Nel 1985, come abbiamo visto, la nostra cooperativa avviò, tramite convenzione con il Comune di Milano, il servizio sperimentale di Assistenza Domiciliare per i minori, e dopo i primi due anni di avvio e consolidamento del nuovo servizio, si decise di mantenere all’interno della stessa cooperativa anche il nuovo servizio considerandolo come parte integrante di un unico omogeneo progetto d’intervento territoriale a favore di minori. Questa decisione ebbe come naturale conseguenza un ampliamento di compiti organizzativo-gestionali e quindi decisionali della Comin.

Nell’affrontare tali compiti si cercò di mantenere il metodo decisionale assembleare, caratteristico della Comin. Ciò sotto due aspetti: da una parte attraverso la progressiva assunzione di responsabilità da parte degli operatori del nuovo servizio fino a diventare soci della cooperativa e dall’altra prevedendo tra i soci, che data la mole d’intervento assunta dalla cooperativa non potevano seguire direttamente la gestione di ogni iniziativa, una delega di responsabilità di tipo orizzontale.

Ne scaturì il modello organizzativo decisionale approntato nella giornata seminariale del novembre 19871

Tale modello prevede i seguenti ambiti decisionali e organizzativi: l’Assemblea Generale dei soci e le Assemblee di Settore (con alcuni sottogruppi operativi) come ambiti decisionali, più il gruppo di coordinamento e la commissione economica con funzioni tecnico-organizzative. 

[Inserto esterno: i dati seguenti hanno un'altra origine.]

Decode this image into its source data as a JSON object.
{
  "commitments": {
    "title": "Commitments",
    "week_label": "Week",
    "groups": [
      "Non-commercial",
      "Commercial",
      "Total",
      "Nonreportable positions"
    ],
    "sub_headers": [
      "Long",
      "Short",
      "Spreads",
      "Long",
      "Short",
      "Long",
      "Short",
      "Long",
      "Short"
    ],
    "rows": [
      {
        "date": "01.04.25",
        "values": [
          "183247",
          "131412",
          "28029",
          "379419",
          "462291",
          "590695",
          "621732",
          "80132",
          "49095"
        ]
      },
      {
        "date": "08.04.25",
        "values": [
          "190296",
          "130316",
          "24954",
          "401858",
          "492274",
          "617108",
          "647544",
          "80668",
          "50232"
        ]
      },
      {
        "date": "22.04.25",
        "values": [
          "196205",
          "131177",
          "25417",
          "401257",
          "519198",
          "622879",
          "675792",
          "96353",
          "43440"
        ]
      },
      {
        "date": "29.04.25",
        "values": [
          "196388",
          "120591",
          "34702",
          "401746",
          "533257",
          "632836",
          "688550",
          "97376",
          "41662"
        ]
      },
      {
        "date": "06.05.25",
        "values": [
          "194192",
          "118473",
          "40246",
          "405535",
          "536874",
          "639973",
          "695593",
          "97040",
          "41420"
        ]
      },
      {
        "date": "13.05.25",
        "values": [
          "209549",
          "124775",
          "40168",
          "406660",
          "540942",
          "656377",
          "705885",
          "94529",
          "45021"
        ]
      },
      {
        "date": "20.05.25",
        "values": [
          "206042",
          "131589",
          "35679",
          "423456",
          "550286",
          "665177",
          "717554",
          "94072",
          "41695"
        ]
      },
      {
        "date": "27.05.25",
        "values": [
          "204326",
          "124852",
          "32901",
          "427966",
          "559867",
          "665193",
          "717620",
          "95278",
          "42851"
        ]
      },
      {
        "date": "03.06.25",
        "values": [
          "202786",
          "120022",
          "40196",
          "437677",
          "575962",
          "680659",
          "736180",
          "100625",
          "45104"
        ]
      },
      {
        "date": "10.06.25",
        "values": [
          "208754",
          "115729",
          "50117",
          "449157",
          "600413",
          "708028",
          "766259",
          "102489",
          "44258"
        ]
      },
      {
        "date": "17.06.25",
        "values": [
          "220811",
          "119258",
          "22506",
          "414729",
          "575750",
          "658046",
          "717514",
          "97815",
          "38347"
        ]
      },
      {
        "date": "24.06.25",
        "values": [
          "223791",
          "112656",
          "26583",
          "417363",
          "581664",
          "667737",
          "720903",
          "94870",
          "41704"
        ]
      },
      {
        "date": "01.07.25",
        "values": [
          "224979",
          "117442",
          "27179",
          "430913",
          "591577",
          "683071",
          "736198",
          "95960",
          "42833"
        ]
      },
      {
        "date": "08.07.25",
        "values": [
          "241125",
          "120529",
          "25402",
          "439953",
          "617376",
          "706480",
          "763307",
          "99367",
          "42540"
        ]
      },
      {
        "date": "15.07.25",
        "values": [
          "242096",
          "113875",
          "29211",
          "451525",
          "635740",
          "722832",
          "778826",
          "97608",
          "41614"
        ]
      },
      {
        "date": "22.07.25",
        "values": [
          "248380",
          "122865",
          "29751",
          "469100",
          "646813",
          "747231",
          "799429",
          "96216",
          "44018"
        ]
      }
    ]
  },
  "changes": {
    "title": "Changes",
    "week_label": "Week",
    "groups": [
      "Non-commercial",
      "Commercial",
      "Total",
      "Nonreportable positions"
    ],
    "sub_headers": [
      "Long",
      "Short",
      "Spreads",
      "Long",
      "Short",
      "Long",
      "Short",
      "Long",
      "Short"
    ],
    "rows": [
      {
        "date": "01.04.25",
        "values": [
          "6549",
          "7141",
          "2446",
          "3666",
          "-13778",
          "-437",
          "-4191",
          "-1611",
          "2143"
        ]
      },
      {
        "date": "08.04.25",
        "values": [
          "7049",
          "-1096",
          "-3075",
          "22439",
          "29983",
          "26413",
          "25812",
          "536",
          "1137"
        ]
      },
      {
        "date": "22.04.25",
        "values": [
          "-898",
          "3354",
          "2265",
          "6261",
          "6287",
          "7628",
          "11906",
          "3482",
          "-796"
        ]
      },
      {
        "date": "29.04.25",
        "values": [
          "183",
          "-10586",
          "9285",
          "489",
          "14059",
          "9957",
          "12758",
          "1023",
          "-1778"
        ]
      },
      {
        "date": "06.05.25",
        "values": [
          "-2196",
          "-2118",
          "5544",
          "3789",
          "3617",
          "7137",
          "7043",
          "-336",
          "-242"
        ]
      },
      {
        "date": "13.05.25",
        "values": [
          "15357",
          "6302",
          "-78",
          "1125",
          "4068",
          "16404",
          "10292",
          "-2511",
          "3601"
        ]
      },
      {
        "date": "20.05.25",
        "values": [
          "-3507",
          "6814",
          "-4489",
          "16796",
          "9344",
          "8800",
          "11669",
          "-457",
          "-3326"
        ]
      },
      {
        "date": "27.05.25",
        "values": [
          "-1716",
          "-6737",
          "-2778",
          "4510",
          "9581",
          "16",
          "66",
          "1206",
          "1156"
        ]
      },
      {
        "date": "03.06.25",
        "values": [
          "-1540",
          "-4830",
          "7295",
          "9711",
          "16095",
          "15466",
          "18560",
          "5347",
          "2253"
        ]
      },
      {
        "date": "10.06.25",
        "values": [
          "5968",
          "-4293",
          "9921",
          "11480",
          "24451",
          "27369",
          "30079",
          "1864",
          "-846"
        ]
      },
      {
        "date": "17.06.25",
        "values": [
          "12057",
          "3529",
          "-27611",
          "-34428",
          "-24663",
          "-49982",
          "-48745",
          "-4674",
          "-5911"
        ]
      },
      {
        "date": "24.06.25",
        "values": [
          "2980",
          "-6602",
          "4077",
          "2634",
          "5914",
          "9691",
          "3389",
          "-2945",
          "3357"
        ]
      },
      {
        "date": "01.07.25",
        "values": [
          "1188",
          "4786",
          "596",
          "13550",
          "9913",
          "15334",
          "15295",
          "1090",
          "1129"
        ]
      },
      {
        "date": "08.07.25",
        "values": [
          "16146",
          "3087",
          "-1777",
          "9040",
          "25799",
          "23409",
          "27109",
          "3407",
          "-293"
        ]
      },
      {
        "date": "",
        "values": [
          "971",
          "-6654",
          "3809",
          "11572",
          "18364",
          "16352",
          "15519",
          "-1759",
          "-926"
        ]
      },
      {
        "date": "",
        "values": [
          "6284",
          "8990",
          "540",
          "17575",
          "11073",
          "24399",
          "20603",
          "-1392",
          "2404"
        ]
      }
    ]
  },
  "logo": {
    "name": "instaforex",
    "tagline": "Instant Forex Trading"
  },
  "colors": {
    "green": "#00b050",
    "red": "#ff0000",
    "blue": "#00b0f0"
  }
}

Assemblea generale dei soci

È l’organo decisionale della cooperativa ed ha la responsabilità complessiva degli interventi della Comin. Le sue competenze sono: 

  • elaborare le linee generali dei servizi e degli interventi socio-politici e culturali che saranno poi concretizzate e attuate dai settori (a questo riguardo le modifiche sostanziali nell’impostazione dei servizi o degli interventi proposti nei settori devono essere approvate dall’Assemblea dei soci);
  • approvare il preventivo ed il consuntivo della gestione economica e finanzia ria dei settori e della cooperativa nel suo insieme, definendo la linea gestionale dei problemi economici e finanziari della cooperativa; 
  • approvare eventuali nuove iniziative definendone le linee generali; 
  • gestire complessivamente il rapporto contrattuale e politico con gli enti locali. 

Le assemblee di settore

Le assemblee di settore, che sono composte dagli operatori del settore (siano essi soci o no) e dai soci che ne vogliano far parte, hanno il compito di gestire le attività dei settori d’intervento: 

  • Settore comunità (gestione dei servizi di comunità alloggio); 
  • Settore ADM (gestione del servizio di assistenza domiciliare per i minori e le loro famiglie); 
  • III° Settore (costituito nel 1988 con lo scopo di organizzare l’intervento socio politico culturale esterno e in seguito anche di coordinare la riflessione interna); 
  • Settore Prevenzione (costituito nel 1991 per gestire le attività del Centro di Prevenzione al disagio minorile e del Centro Vacanze). 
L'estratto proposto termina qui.